As if to squeeze out any last drop of challenge this game might have had, there are a number of senseless features that seemingly exist just to make things easier. Boxes that contain cure potions actually refill every time you exit and re-enter a location. You're spared the excruciatingly difficult task of exploring a world map, instead being forced to follow set paths marked by flashing arrows. And, should you ever feel the urge to bash on poor little defenseless monsters and grow even more absurdly overpowered, our considerate programmers provide numerous ''battlefields'' each containing ten monster encounters just for your convenience!
Thus, Mystic Quest fails in every purpose it might have been designed for.
As a tutorial for future RPG players, it fails. Any degree of strategy present in most RPGs, Mystic Quest lacks. A crucial element of the genre is exploiting various weaknesses of monsters - here, it just leads to even more pointless overkill. Another common element is choosing various equipment taking into account statistic bonuses and special effects - here, our hero can simultaneously reap the benefits of every single piece of armor he owns. Mystic Quest is simply barren of any challenge and requires no effort whatsoever be devoted to it, a poor preparation for a genre that often demands endless patience.
As a game to make RPGs more popular, it fails. Although it spares the player the tedium of walking in circles trying to gain a level, Mystic Quest introduces a different kind of monotony. The dungeon designs are as labyrinthine as ever (the only facet of the game that hasn't been simplified to hell and back, it seems), and gamers accustomed to fast-paced action games will not be impressed by the characters' slow walking speed. A bare-bones graphical look and near-nonexistent story offer nothing to reward the patient gamer willing to stick through with it. The brilliant soundtrack, perhaps the only thing Mystic Quest has going for it, is too little, too insignificant, to drastically change the outlook.
As a stand-alone game - well, failure may be too mild a word. Its simplicity and brainlessness, though certainly not a help, is not the whole problem with Mystic Quest; what's troubling is the complete lack of personality the game exudes. It seems content to be just a beginner's RPG, something that more experienced player is sure to scorn, when in truth it could have been so much more. It could have invented a fresh, simpler system to handle battling, instead of stripping an existing one down to its very bones. It could have taken a more lighthearted, original approach to the save-the-world story, instead of telling such a dumbed-down version of it it borders on self-parody. It could have been a enjoyable new experience to both veterans and rookies, instead of being a ghost of a game to the former and an unplayable mess to the latter.
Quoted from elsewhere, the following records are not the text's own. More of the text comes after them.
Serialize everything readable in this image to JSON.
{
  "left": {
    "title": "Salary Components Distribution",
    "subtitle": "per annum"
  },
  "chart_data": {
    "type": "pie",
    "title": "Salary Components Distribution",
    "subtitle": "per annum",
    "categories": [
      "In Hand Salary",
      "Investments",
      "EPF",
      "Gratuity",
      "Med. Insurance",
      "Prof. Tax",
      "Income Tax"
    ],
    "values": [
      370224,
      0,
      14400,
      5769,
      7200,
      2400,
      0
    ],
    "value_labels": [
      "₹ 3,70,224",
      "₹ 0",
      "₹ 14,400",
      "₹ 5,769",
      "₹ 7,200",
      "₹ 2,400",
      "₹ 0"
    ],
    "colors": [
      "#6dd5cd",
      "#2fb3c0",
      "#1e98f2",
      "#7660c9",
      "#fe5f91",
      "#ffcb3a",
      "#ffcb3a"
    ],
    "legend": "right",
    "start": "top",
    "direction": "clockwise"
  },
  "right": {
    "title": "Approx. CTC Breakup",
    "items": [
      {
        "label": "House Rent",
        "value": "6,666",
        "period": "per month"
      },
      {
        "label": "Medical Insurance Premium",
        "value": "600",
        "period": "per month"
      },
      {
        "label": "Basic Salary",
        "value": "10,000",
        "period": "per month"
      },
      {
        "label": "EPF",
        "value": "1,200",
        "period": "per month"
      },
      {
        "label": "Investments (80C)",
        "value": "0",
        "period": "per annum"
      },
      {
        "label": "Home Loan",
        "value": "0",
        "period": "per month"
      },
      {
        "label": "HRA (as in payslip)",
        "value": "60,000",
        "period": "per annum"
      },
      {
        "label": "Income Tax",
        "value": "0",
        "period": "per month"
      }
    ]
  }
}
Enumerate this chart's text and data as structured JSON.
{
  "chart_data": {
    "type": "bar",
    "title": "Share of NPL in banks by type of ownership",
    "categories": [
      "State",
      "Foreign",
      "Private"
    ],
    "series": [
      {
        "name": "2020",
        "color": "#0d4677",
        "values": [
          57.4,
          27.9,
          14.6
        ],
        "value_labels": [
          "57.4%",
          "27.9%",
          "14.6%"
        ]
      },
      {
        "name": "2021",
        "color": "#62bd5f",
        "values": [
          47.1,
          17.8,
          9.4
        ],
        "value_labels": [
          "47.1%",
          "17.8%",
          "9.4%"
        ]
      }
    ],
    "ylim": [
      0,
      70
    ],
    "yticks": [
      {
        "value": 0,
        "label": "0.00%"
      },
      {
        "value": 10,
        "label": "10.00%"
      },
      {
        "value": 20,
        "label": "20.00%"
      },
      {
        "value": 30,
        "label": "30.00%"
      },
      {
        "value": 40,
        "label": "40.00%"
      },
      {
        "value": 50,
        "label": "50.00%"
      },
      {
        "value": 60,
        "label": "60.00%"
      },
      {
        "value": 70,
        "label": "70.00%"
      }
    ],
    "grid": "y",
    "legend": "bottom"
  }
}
Perhaps the only good to have come out of this game is that it proved Americans aren't that stupid - Mystic Quest did dismally both with sales and with critics. Square appears to have learned from the experience, for the next time it dared venture into the kiddie pool it was with an excellent game, Super Mario RPG, which was both simplistic enough for someone new to pick up and play, and original enough to please an experienced player. Eventually RPGs grew far more popular in the US, and by now most of them include detailed documentation and even in-game tutorials to help someone lost. In this age, Mystic Quest is unneeded - a relic of a bygone time when people didn't enjoy RPGs, and developers were foolish enough to think that a game like this would change their minds.